Balkinization  

Monday, December 13, 2021

ABRAHAM JOSHUA HESCHEL: A LIFE OF RADICAL AMAZEMENT, by Julian E. Zelizer

Sandy Levinson

     I strongly recommend this new biography of Rabbi Abraham Joshua Heschel by Princeton historian Julian Zelizer.  It is of obvious interest to anyone interested in Jewish thought and theology.  It is part of the Yale University Press's notable series "Jewish Lives."  But what makes it of special interest to a far broader audience is the emphasis on Heschel's involvement in central civil rights struggles of the 1960s.  Most people, I suspect, have seen the iconic photograph of him with Martin Luther King, who became very close friends.  But Heschel also threw himself into the movement against the Vietnam War and the struggle to allow Soviet Jews to emigrate.

    So why is this book so important at this time?  The answer has already been given:  I like many other people who came of age in the 1960s grew up in a culture where progressive political and social movements relied on leadership provided by religious figures.  It was no small matter to analogize King and Heschel to the Hebrew Prophets (about whom Heschel wrote a central book, originally his doctoral dissertation in Germany but published in a revised version in the 1960s).  At the time, I think that those of us who were secular simply identified the prophets with a variety of attractive values attached to social justice.  But Zelizer makes it crystal clear that Heschel, like the Prophets he wrote about, was a strong believer in a living God who demanded justice and who, indeed, as a living God would inflict punishment on those who ignored the Divine decrees about living a just life.  In today's world Heschel might well be analogized to some Evangelical Protestants who similarly believe in living God who is judging us and punishing us for our decadence (from their point of view).   Most progressives today, I suspect, might admire Heschel's political values but feel completely estranged from, and possibly embarrassed by, the theology that helped in fact to explain his political zeal.  

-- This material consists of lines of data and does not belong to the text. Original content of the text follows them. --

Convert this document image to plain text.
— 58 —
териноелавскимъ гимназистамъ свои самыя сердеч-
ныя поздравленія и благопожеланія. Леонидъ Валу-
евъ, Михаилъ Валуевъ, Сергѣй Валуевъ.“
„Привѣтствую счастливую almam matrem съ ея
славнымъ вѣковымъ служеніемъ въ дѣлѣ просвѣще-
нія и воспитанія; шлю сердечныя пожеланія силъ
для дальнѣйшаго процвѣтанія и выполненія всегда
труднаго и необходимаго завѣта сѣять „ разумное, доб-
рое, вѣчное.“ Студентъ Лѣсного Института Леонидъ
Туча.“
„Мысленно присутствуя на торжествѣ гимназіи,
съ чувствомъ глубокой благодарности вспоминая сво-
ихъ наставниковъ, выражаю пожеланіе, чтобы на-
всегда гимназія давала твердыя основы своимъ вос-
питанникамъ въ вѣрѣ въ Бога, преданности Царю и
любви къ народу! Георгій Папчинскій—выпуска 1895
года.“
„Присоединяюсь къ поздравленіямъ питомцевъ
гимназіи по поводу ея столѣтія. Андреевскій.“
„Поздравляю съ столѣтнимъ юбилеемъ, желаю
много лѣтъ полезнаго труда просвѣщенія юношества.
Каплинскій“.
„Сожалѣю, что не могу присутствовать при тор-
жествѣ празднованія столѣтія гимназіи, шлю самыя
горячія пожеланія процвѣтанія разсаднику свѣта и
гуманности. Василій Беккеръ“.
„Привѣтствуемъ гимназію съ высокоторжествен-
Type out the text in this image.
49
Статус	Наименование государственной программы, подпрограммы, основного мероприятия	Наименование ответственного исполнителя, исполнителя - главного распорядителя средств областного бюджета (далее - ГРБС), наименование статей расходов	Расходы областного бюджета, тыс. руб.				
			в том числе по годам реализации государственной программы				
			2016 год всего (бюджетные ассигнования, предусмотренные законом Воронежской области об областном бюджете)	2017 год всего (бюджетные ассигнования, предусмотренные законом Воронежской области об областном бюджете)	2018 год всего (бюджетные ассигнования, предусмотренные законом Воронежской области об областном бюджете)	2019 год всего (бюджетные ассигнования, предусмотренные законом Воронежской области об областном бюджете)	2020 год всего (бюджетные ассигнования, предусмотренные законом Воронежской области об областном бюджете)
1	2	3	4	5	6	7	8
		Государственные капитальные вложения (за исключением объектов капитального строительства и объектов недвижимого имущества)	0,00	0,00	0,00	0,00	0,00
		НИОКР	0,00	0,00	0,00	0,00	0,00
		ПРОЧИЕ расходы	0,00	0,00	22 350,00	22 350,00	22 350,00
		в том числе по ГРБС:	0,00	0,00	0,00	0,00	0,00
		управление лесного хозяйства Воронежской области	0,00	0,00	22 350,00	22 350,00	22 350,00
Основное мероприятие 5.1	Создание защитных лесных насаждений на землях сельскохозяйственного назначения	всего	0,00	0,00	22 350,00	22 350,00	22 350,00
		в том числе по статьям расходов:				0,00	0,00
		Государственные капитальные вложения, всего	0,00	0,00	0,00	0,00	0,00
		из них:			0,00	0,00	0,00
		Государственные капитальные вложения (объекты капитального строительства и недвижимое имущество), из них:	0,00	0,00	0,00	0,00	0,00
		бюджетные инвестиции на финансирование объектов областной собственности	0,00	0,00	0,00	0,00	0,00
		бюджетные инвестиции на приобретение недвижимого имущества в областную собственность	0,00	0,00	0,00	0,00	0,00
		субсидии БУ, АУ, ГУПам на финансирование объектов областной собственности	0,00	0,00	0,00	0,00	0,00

    Today "religion-in-politics" is identified, at least in the US, with conservatism and, indeed, the rise of Donald J. Trump.  Although there are certainly some progressive figures within the religious community, they pale in importance to the conservative religionists who are at the head of the culture war that is tearing the country apart.  And the response of many/most secular liberals/progressives has been to "get religion out of politics" rather than allying with progressive religious figures who in fact share our politics.  That may well be as much of a mistake as the repudiation by many in the 1960s of the American flag, which was handed over to the Right instead of cherished as a symbol of what the country, at its best, might actually be.

    In any event, Zelizer's book is absolutely riveting, both as a study of a truly important figure within Jewish thought and in providing insight into the politics of the 1960s.